Tout corps longtemps plongé dans un bain de lexique
Reçoit une poussée de mots physiologiques.
Toute l'anatomie en bizarres expressions,
Vient se réciter là en longue floraison :
Quand mon corps est trop las, il n'en fait qu'à sa tête,
Mais moi, je fais la tête où trop fort il m'embête.
Tôt levé du pied gauche, il me sort par les yeux,
Et je traîne la jambe en me sentant bien vieux.
J'ai bu un tord-boyaux donnant la gueule en bois :
Avoir la dalle en pente est mauvais pour le foie …
Je me fais de la bile, estomac talonné,
Le cœur au bord des lèvres et un coup dans le nez.
Car trop lever le coude, aviné, le nez bas,
Donne si mal au cœur que j'ai les membres las.
Je bois comme une éponge, imbibé jusqu'au cou,
Et mes yeux ne sont plus en face de leurs trous …

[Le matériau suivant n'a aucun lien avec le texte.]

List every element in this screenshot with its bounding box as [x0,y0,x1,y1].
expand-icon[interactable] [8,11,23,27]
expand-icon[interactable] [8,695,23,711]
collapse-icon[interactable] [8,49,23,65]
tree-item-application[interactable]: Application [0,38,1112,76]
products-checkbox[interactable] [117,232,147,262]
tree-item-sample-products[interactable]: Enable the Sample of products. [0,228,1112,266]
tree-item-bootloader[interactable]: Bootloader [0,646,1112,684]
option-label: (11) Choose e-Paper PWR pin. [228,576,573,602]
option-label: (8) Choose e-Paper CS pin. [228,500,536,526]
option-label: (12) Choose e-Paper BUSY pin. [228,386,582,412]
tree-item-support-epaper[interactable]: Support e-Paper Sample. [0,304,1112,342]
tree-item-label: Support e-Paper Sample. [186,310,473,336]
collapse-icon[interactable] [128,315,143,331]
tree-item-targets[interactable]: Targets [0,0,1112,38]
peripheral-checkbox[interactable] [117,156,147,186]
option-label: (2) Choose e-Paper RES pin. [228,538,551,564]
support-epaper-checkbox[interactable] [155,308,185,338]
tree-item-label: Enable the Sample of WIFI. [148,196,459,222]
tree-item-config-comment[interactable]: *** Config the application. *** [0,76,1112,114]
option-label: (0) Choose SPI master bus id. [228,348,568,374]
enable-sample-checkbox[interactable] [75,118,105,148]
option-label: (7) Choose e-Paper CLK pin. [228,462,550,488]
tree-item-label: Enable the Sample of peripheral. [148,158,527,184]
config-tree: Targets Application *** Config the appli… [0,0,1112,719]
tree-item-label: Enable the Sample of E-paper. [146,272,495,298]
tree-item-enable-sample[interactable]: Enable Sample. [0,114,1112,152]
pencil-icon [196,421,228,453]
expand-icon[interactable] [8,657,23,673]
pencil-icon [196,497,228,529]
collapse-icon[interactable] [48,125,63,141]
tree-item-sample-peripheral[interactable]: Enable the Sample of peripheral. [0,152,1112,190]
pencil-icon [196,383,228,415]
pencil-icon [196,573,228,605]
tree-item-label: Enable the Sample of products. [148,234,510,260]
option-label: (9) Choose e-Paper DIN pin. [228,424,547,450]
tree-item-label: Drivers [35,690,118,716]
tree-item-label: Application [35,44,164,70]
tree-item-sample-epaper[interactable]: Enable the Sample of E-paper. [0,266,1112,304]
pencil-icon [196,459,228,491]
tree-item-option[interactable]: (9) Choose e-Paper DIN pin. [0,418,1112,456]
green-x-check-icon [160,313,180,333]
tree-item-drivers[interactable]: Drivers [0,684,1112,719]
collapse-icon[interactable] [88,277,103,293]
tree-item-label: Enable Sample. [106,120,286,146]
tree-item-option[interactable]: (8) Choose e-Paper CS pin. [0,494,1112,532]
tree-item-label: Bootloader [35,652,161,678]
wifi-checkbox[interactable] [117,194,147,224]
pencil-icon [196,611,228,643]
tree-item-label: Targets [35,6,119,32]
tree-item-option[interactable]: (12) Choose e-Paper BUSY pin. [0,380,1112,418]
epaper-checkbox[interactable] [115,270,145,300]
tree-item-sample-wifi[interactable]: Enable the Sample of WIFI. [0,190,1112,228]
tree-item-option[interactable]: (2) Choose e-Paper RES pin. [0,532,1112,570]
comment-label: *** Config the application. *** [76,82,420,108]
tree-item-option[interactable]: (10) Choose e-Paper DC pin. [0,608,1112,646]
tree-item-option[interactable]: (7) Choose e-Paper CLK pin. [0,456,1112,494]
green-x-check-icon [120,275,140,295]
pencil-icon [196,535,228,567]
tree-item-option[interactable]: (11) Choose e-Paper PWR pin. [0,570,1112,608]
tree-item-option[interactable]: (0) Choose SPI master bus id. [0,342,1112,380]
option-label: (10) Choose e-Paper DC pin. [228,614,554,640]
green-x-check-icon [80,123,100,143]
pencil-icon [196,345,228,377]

Ces verres dans le nez, me mettent à quatre pattes.
Mon haleine est de bouc, je marche en cul-de-jatte.
Je suis de mauvais poil, je vais tourner de l'œil,
L'alcool suce ma moelle et m'emmène au cercueil.
Je marche sur la tête, aussi bête qu'un pied,
Et je me mords les doigts d'être dans ce bourbier.
D'ailleurs, un doigt de vin, sans avoir la main lourde
On s'en lèche les doigts, faisant l'oreille sourde.
C'est donc l'oreille basse, à genou, cul béni,
Que je vois combien boire est un péché puni…
Qu'on fasse les doux yeux ou bien un doigt de cour,
Fait une belle jambe à ceux qui restent sourds.
Faire un peu de genou, du pied, ou bien de l'œil,
Avoir la main légère, osent parfois l'écueil !
Qu'on se paye leur tête ou qu'on leur rie au nez,
Il faut tendre l'oreille pour les ouïr protester.
N'allez pas de main morte, et ne perdez la main ;
Je mets ma main au feu que leurs cœurs n'auront rien.
Je me fais des cheveux, tout plein de mauvais sang,
J'en ai gros sur le cœur, ce sera dent pour dent ;
Ou peut-être œil pour œil si on m'a dans le nez,
Restant bouche cousue , le coup de main donné.
Pour avoir la main verte, il faut un tour de main,
Pour se faire la main sans trop de mal crânien…
Mettre main à la pâte, avoir tout bien en main
Avoir le nez bien creux, botter l'arrière-train,
Ne pas baisser les bras, ne pas perdre la main,
Et à l'huile de coude aller jusqu'à plus faim ...
Si tous les bras cassés ne sont pas des manchots,
Beaucoup de bras croisés me font froid dans le dos.
Si tous les bras armés faisaient du corps à corps,
On aurait des corps-morts au fond de chaque port.
Avoir un pied-à-terre avec les pieds dans l'eau,
Nous fait toucher du doigt l'étrangeté des mots.
C'est en tendant l'oreille qu'on va du mauvais bord …
Même avec le nez fin on a parfois bien tort.
Avoir le doigt dans l'œil à chacun il arrive
Chaque tête de pipe est bien souvent rétive.
J'ai le cœur sur la main, pas la main sur le cœur ;
Haut-le-cœur, hauts-les mains, n'ont pas même hauteur.
J'ai un chat dans la gorge et de poule la chair ;
Les années ont bon dos comme excuse légère.
La poisse est dans ma peau, je suis sourd comme pot ;
Donc… je tire la langue et j'en ai plein le dos.
Sur mes vieilles épaules appuie le poids des ans,
J'ai la peau sur les os à vous glacer le sang.
Chauve comme un genou, je fais front, je me bats,
Fais des pieds et des mains marchant cahin-caha.
Mon petit doigt me dit d'attaquer du bon pied ;
Ne pas courber le front ni le genou plier ;
Valet de pied ne suis, donc je leur ris au nez,
Leur fais un pied de nez sans la main leur donner !
Adroit de la main gauche et gauche de la droite,
Je n'ai plus la main leste ou plutôt les mains moites.
Et si mes coups de cœur, viennent bien de la tête,
Ne suis l'homme de main qui joue les trouble-fêtes.
Si je saute pieds joints ou tête la première,
Ce n'est pas synonyme en vue du cimetière !
Cette litanie longue, il vaut mieux que j'arrête,
Quand de la tête aux pieds, tout organe s'y prête ;
Le corps est un royaume où chaque pouce est roi,
Et trop s'y attarder ferait toucher du doigt,
Combien l'anatomie au langage fait loi,
Et par le bout du nez, nous mène malgré soi.
Je vous casse les pieds, alors je me tiens coi.